In 1902, he commissioned New York City architect Arthur J. Manning to design a 44-room Gothic revival castle in Irvington near the Hudson River. Modeled on a Rhineland castle and constructed with rock quarried from the site, the structure contained a music room with a pipe organ and a stained-glass window designed by Louis Comfort Tiffany, which depicts a view of the Hudson River from the castle. This window is reportedly one of the most well-known works of Tiffany glass. Construction was completed in 1905. Rochroane was a popular site for shooting early motion pictures. Beltzhoover served as the "President" of the Irvington village from 1904 to 1916, helping build out much of the area's modern infrastructure. He was considered a summer resident of the village, living in Natchez most of the time.

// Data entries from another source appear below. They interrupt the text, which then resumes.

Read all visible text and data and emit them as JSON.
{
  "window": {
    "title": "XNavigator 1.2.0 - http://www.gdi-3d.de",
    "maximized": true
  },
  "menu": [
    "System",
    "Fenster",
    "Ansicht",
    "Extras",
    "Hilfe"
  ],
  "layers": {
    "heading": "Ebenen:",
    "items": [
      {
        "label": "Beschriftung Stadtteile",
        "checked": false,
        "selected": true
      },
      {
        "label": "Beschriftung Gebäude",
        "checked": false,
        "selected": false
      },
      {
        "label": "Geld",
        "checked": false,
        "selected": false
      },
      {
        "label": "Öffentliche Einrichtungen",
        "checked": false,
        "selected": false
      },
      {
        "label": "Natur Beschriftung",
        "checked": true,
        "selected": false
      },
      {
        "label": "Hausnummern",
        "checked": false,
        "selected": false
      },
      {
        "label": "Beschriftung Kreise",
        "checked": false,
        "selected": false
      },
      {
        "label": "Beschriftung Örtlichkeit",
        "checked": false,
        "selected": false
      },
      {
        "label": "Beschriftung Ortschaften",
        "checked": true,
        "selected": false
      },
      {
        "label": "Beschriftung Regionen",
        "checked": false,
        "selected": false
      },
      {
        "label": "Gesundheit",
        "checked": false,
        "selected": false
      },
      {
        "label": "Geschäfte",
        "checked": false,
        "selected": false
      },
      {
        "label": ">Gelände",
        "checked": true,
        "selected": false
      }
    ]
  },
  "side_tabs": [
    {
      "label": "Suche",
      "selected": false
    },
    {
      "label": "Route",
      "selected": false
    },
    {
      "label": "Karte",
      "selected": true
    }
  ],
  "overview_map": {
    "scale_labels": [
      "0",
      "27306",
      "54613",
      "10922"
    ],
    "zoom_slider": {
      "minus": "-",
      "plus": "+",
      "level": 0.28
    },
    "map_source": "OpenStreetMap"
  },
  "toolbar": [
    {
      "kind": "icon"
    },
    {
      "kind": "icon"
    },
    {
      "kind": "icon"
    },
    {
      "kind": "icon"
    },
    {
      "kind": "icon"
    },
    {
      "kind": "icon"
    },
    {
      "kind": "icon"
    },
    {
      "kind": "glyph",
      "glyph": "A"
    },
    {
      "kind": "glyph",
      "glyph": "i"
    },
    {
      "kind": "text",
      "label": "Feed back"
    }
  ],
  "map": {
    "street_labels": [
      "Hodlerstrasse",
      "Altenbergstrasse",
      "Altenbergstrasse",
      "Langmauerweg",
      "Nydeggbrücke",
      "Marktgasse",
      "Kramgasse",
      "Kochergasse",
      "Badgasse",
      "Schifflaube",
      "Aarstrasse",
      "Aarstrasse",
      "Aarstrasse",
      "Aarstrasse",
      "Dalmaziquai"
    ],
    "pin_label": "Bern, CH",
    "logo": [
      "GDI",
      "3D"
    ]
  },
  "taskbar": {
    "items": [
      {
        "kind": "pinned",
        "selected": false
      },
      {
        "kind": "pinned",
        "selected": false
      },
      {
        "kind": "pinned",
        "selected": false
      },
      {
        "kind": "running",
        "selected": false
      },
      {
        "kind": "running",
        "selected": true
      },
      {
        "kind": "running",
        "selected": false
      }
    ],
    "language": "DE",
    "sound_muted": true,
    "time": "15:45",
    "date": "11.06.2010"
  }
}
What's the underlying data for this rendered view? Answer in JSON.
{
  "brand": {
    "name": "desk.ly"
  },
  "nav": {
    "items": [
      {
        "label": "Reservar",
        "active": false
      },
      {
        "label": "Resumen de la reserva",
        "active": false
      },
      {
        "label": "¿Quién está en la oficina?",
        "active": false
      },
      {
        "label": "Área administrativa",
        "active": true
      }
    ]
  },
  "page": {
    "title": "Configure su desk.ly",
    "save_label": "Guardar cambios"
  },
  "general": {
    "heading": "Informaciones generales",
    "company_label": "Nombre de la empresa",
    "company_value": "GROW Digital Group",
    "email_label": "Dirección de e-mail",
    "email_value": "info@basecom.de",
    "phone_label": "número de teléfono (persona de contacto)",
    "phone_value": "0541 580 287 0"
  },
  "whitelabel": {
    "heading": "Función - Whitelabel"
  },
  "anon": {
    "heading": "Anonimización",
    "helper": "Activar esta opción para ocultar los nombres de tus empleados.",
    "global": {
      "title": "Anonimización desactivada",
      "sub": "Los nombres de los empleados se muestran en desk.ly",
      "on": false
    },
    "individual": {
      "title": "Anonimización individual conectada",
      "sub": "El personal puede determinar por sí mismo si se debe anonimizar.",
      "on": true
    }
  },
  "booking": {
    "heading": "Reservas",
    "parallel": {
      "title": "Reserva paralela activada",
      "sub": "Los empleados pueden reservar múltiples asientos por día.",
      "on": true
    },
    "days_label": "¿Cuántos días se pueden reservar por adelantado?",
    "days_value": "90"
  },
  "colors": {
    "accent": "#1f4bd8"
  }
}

Beltzhoover died unexpectedly on July 20, 1918, in Natchez after a short bout of pneumonia, and was buried in the Natchez City Cemetery. He was so well respected that the local press reported that the entire city of Natchez mourned his death and many Natchez businesses closed the day of his funeral. Shortly after his death, his fortune was estimated to be worth over $2 million (~$ in ), with his total net worth estimated at $7 to $8 million (~$ to ~$ in ). His descendants lost most of their fortune in the 1920s and 1930s.

==Legacy==
Beltzhoover's estate was sold by his widow to James D. Shields, the president of the Standish Worsted Company, in 1920. In 1927, the property was sold to Benjamin and Katherine Halsey, who renamed the castle Grey Towers. The property later became the possession of Immaculate Conception Church. Scenes from the 1973 Burt Reynolds film Shamus were filmed in and around the castle. The castle burned in 1977, and the respective portion of the property was sold to developers. The Tiffany Window was removed from the structure before its demolition, and was donated to the Corning Museum of Glass in April 1977, where it is still on display. The lake on the property and a smaller structure known as the Beltzhoover Teahouse are now part of a public park. Green Leaves in Natchez was listed on the National Register of Historic Places in 1979, and is still owned by Beltzhoover's descendants.